Tüm bu alaturka kaosun içinde fırın çalışanlarının arasındaki seremoniyi izlemeye doyamazsınız. Bu güzel insanlar, her şeye rağmen öyle güzel bir dinamik kurmuşlar ki, akil insanlar toplansa nasıl bir sistem ya da yöntem kullandıklarını anlamaları çözümsüz bir süreç olarak cumhuriyet tarihine yazılır, kolay kolay da silinmez. Bir bakıyorsunuz kasada duran kardeşimiz fırının başına geçmiş. İki dakika sonra arka tarafa gitmiş yumurta soyuyor. O arada az önce kıymalı börekleri getiren abla kasaya geçmiş sipariş alıyor. Fırıncı atıyor küreği, atlıyor arabaya, ekmek mayası almaya gidiyor. Anlayacağınız gıpta ile izleyeceğiniz bir kolektif çalışma örneğine sahne oluyor o minicik fırın.
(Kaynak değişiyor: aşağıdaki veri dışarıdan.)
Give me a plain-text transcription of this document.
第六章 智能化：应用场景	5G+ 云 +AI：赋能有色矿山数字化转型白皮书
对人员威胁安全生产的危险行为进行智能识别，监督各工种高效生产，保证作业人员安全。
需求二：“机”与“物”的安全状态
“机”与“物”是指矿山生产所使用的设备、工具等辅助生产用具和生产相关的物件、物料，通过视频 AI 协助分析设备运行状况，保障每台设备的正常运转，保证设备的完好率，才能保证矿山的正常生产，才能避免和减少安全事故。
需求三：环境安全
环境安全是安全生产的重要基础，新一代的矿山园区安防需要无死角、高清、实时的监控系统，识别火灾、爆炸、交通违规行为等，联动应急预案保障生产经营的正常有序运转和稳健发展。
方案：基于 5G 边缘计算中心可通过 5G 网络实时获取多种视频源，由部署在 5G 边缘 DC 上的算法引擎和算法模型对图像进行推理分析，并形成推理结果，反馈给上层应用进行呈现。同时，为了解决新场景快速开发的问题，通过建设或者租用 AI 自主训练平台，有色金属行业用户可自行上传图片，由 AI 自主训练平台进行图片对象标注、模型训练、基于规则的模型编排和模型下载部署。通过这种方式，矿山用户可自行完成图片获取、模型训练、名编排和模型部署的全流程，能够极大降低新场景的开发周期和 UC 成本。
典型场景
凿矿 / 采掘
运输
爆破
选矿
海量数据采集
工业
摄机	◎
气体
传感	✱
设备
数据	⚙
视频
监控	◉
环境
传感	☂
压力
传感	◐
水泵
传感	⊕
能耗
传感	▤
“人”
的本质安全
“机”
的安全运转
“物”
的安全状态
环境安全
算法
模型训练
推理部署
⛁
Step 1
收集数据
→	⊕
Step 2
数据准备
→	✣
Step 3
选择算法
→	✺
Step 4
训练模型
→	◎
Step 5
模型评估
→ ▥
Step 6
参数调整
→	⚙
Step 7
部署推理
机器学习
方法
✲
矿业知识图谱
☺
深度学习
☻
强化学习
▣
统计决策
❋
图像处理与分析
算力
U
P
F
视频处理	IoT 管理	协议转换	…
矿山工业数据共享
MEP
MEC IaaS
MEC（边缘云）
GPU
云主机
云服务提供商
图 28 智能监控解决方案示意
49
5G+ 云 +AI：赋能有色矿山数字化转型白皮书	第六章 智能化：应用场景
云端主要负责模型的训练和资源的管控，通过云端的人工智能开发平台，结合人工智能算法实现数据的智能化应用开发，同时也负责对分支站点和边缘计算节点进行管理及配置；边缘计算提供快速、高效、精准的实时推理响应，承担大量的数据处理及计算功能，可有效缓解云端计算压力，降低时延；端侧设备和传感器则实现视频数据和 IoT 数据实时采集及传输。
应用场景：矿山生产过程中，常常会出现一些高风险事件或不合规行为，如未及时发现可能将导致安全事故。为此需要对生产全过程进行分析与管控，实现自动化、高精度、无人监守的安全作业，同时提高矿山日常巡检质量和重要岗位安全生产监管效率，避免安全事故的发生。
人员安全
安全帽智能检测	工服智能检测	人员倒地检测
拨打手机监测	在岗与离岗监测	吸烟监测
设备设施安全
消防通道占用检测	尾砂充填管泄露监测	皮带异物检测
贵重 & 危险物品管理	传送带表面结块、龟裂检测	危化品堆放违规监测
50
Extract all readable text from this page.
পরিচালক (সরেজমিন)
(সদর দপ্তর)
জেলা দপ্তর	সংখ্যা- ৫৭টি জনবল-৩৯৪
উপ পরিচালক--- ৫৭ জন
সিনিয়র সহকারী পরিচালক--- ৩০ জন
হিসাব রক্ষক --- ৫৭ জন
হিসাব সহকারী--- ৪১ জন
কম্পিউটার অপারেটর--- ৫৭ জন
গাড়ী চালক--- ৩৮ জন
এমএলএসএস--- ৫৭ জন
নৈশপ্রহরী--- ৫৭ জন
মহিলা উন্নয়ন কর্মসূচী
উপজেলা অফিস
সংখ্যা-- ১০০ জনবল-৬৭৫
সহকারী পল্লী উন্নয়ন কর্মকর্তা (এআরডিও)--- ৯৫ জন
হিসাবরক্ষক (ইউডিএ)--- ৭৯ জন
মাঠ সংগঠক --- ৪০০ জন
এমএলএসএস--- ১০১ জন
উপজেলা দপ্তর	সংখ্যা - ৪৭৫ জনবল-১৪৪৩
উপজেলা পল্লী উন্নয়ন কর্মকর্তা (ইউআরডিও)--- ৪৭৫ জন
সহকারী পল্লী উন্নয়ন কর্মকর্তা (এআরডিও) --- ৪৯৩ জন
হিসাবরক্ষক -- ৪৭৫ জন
Alacaklarınızı aşağı yukarı tamamlayıp çıkışa meylettiğiniz sırada sizi hemen kapının yanındaki banka oturmuş bir amca karşılayacak. Tombik göbeği, kısa boyu ve gür bıyıklarıyla orada oturmuş tüm bedeniyle tebessüm eden bir adam. “Alice in Wonderland”deki tırtıldan tutun da “Kung-fu Panda”daki yüce tosbağaya kadar tüm dengeye ulaşmış karakterler bu amcadan ilham alınarak yaratılmış sanırsın. İçerideki kaosun aksine bu adam orada oturup umarsızca gülücükler saçıyor etrafa. Yoldan geçenlere takılmak suretiyle ortam yapan bu amca diyalektiğin mihenk taşı adeta. Kadim bir antitez ormanını koruyan orman elfi kadar sadık, fırından yeni çıkmış “sentez”leri sineye çekebilecek kadar da olgun bir zat. Öyle ki her kapıdan çıkan onun için BİR. Kim olursan ol iki kelam lafı var sana söyleyecek. Hiç bir şey diyemese “hadi selametle” der, sen de aldığın hayır duasının gazıyla arabana biner, yavaş yavaş sağ şeritten dönersin evine. Akşam yatağına girdiğinde de düşünürsün bu sebepsiz mutluluk nedendir diye. Sebepsiz yere yaprak bile kımıldamazken bu mutluluk nasıl vuku bulur minik yüreğinde? İşte sen birtakım yanıtsız sorularının kısır döngüsünde dünyaya paralel dönerken, isimsiz bir kahraman çıkagelir, yavaşça çekip çıkarır iliklerinden pas tutmuş ruhunu. İşte sen o vakit anlarsın Cittaslow ruhunu.